Il fait bien froid sur le parvis désert de Saint-Eustache, ce premier samedi matin de décembre. Nous entrons donc bien vite au cœur de la magnifique église commencée au XIIème siècle pour abriter les reliques du Saint sur le lieu d’une primitive chapelle Sainte-Agnès. Progressivement agrandie jusqu’au XVIème siècle, elle a fini par atteindre les dimensions de Notre Dame de Paris. La voûte est gothique flamboyant avec les premières apparitions du style Renaissance. Chantal Balmont nous emmène dans une visite aussi captivante que documentée.

Difficile d’en dire davantage puisque les trésors de Saint-Eustache sont très très nombreux. On y rencontre à la fois les derniers vitraux historiés fabriqués en France sur des dessins de Philippe de Champaigne qu’une verrière 1945, « Souvenir » de la corporation des charcutiers qui ont célébré en novembre dernier leur 209ème messe.

En sortant de l’église, nous cheminons à travers le nouveau jardin « Nelson Mandela » proche de La Canopée et gagnons la Fontaine du Trahoir (ancien château d’eau et fontaine à mascaron portant une plaque signée par Louis XVI). Un arrêt s’impose à la Fontaine des Innocents, œuvre de Pierre Lescot agrandie par Augustin Pajou dont le soubassement a été modifié à l’époque de Baltard. Ensuite, c’est rue de la Grande Truanderie que nous allons déjeuner: chez Pharamond, lieu qui a gardé tout son charme et son décor Belle Époque.

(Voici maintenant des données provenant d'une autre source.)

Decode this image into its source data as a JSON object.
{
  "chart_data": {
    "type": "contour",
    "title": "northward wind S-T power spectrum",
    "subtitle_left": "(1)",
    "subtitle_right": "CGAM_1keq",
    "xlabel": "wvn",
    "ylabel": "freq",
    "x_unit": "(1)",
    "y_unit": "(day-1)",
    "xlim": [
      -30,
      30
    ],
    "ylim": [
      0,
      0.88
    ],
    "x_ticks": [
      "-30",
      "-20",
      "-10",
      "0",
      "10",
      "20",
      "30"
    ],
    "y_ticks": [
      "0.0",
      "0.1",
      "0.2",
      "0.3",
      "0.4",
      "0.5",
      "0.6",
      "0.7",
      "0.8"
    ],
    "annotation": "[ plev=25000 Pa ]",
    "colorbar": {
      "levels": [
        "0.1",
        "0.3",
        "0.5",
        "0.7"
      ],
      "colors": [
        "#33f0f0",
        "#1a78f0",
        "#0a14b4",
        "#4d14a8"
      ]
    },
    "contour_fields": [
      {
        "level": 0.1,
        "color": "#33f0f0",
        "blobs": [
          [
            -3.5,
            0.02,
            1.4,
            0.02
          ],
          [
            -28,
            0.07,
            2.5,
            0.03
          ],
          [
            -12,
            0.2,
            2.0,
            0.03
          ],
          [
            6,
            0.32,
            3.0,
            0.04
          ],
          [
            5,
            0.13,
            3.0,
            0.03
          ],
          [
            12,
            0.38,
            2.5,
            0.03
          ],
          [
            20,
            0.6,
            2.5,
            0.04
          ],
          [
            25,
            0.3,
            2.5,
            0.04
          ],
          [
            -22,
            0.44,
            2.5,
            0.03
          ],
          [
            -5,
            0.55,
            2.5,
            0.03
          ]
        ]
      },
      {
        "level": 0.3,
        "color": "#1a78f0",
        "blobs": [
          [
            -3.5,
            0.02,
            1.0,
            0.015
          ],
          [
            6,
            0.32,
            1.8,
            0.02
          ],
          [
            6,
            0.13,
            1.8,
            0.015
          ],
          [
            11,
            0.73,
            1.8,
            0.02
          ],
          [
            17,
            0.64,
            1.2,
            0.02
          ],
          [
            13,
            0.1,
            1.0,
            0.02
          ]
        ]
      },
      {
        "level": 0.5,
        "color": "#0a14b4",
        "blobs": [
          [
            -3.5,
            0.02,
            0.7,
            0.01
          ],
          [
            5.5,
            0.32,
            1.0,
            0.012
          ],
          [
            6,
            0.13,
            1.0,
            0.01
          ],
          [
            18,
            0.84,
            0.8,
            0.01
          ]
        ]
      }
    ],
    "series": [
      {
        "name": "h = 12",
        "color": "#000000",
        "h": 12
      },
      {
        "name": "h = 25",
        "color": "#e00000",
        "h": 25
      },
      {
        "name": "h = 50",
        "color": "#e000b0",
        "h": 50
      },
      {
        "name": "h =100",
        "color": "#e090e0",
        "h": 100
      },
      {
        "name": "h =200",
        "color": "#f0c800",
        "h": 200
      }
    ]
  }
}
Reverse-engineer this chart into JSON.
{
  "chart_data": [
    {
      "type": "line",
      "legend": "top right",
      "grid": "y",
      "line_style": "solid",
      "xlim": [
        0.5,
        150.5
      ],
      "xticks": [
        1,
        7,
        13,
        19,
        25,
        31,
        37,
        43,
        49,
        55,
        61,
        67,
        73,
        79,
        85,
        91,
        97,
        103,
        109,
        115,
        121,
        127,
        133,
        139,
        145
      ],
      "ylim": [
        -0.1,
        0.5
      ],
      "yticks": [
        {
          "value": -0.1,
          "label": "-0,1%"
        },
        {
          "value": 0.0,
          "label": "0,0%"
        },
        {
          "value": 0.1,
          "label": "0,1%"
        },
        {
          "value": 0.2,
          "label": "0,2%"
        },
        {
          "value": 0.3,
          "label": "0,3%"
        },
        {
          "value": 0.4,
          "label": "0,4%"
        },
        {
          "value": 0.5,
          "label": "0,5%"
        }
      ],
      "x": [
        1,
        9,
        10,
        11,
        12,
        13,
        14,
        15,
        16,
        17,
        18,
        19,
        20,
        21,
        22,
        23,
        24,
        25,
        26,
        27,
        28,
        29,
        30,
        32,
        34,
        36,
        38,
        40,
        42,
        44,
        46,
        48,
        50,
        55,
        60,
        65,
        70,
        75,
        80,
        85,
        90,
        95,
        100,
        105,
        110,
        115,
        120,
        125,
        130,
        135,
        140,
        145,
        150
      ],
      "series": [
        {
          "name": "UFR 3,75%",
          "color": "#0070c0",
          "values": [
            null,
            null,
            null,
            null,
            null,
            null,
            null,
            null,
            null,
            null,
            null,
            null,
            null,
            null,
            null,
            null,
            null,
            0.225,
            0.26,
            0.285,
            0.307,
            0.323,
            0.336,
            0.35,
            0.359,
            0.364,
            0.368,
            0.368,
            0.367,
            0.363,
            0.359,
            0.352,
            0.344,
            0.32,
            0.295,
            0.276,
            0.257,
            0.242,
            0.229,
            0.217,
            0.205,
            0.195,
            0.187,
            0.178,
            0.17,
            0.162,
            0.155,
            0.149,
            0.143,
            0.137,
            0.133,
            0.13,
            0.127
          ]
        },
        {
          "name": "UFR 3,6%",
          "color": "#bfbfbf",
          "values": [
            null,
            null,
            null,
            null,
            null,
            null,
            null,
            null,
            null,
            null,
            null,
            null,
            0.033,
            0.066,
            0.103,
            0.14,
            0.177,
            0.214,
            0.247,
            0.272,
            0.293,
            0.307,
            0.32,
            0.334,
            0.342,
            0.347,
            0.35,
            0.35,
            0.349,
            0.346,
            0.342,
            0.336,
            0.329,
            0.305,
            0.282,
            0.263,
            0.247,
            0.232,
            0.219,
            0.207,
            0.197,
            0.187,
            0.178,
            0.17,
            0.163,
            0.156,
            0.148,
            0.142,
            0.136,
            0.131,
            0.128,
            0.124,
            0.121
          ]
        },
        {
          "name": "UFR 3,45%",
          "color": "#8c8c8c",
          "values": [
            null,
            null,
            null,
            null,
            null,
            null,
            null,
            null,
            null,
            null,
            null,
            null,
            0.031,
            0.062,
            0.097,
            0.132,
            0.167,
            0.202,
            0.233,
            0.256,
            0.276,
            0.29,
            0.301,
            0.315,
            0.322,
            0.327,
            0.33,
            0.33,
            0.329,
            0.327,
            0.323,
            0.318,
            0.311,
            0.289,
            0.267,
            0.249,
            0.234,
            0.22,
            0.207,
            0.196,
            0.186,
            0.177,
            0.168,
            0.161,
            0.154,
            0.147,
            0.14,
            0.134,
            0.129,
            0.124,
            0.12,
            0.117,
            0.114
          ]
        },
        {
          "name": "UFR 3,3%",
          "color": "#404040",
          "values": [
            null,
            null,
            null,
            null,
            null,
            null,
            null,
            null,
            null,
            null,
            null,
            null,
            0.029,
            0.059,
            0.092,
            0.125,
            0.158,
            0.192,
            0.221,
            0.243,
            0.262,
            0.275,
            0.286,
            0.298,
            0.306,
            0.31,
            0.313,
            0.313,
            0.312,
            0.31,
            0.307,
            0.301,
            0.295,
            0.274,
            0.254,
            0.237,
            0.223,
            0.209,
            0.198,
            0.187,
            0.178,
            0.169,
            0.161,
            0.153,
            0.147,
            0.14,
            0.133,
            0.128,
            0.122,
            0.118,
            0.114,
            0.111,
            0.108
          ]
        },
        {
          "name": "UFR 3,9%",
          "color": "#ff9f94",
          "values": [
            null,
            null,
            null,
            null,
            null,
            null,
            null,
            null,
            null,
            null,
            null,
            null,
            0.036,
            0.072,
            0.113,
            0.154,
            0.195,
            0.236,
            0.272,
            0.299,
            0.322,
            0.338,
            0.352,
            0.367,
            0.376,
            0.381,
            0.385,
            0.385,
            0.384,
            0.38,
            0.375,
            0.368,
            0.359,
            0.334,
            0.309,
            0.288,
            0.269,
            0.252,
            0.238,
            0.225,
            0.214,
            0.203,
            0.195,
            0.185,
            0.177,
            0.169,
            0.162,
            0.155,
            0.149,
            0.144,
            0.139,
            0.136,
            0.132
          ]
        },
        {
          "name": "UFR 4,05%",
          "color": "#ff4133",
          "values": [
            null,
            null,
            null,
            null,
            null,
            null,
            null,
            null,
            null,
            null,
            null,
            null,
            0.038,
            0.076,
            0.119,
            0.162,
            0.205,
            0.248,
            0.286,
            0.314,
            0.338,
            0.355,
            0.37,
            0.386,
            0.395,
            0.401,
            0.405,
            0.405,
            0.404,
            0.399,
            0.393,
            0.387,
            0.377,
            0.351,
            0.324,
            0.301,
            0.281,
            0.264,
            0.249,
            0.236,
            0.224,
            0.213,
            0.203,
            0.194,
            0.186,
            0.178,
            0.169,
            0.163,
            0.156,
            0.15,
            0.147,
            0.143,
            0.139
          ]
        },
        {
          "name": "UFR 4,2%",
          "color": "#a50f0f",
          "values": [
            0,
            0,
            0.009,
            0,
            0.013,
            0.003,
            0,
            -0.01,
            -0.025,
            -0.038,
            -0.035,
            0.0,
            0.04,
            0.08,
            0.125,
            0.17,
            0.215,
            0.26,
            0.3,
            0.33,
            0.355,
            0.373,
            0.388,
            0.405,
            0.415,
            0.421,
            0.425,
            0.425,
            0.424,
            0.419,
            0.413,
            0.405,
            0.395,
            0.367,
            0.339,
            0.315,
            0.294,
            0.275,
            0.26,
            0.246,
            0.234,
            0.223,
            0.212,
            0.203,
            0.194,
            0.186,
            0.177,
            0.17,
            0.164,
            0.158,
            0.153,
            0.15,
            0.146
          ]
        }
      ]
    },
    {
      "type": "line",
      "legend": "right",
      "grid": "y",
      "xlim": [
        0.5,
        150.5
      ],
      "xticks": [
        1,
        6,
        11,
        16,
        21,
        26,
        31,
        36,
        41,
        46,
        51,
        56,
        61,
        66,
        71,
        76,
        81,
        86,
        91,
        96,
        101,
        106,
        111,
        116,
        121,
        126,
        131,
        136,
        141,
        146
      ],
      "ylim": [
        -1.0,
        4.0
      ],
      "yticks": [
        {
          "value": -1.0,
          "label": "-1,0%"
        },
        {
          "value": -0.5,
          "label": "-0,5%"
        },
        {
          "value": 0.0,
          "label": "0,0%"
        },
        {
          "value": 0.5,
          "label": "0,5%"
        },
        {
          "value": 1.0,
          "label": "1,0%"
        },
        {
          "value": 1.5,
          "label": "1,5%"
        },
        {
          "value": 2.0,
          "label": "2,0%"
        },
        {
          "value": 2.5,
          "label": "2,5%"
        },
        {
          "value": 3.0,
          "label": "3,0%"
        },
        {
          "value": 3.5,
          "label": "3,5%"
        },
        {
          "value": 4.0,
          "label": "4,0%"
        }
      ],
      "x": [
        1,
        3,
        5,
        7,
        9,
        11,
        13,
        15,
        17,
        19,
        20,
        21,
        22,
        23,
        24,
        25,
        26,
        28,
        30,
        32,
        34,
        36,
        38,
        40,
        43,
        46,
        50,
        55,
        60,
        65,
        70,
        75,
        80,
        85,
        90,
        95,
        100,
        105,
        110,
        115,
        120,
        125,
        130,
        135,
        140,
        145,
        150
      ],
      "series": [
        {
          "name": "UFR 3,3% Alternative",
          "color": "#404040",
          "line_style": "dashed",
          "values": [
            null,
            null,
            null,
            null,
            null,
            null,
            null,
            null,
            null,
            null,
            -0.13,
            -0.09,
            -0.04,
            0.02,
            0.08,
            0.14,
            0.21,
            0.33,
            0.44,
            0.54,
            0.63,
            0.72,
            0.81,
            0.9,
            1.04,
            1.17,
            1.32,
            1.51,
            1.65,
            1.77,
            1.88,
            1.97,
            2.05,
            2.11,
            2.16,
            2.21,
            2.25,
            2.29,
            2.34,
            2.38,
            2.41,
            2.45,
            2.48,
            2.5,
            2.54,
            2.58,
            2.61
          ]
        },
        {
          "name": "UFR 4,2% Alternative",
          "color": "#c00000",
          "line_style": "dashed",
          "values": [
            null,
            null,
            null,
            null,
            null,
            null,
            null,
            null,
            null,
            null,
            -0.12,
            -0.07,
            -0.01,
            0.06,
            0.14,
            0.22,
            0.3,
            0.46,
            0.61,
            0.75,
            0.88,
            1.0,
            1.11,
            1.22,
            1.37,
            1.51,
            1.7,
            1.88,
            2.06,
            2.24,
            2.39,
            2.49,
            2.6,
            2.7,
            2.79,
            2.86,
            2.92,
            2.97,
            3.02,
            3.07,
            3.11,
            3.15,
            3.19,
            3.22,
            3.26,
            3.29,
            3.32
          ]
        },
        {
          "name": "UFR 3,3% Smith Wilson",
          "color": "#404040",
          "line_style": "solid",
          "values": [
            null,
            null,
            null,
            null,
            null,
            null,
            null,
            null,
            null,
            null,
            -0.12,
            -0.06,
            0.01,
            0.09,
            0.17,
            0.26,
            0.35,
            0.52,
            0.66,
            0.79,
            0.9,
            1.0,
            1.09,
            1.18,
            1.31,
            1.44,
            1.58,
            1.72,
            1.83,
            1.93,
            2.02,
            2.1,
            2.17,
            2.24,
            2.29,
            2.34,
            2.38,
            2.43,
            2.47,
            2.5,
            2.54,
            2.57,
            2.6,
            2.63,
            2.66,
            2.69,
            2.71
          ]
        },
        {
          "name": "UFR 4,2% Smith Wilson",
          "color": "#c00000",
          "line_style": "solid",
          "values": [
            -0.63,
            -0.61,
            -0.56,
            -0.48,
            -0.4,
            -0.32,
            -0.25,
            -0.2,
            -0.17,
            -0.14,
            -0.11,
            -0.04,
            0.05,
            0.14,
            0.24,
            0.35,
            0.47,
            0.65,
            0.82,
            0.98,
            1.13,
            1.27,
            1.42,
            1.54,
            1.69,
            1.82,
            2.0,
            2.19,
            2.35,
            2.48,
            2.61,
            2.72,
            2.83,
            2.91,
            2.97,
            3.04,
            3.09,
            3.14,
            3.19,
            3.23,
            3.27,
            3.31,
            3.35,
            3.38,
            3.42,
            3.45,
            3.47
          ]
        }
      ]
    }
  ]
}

Monsieur et Madame Jean Fouquet-Lapar nous accueillent ensuite au 68, rue Jean-Jacques Rousseau à l’ancien Hôtel Dupin. Commencé vers 1560, adossé à l’enceinte de Philippe Auguste, l’hôtel est englobé 100 ans plus tard dans un ensemble de 2 corps de bâtiments en L, à huit travées, orné d’un cadran solaire et complété sur les 2 autres côtés par des communs. L’intérieur est desservi par un escalier suspendu monumental. En 1740, la rampe en bois a été remplacée par une rampe de serrurerie, chef-d’œuvre de l’art rocaille. Claude Dupin, fermier général, s’y est installé en 1741 et Louise, son épouse, y a tenu un salon littéraire et scientifique ; Jean-Jacques Rousseau a été son secrétaire durant 5 ans et lui est resté fidèle jusqu’à sa mort. Un grand merci à Monique et son mari de leur accueil et de leur aide à l’organisation du parcours.

Ceux qui ont opté pour la visite du musée du Barreau, rue du Jour, ont peu de chemin à faire pour arriver à l’hôtel de la Porte (XVIIème). Les collections sont exposées dans les caves voûtées : cette année, il s’agit des pièces à conviction et nous sommes entraînés par, un guide est aussi passionnant que passionné dans un vertigineux voyage à travers les grandes affaires criminelles depuis la mort de Louis XVI.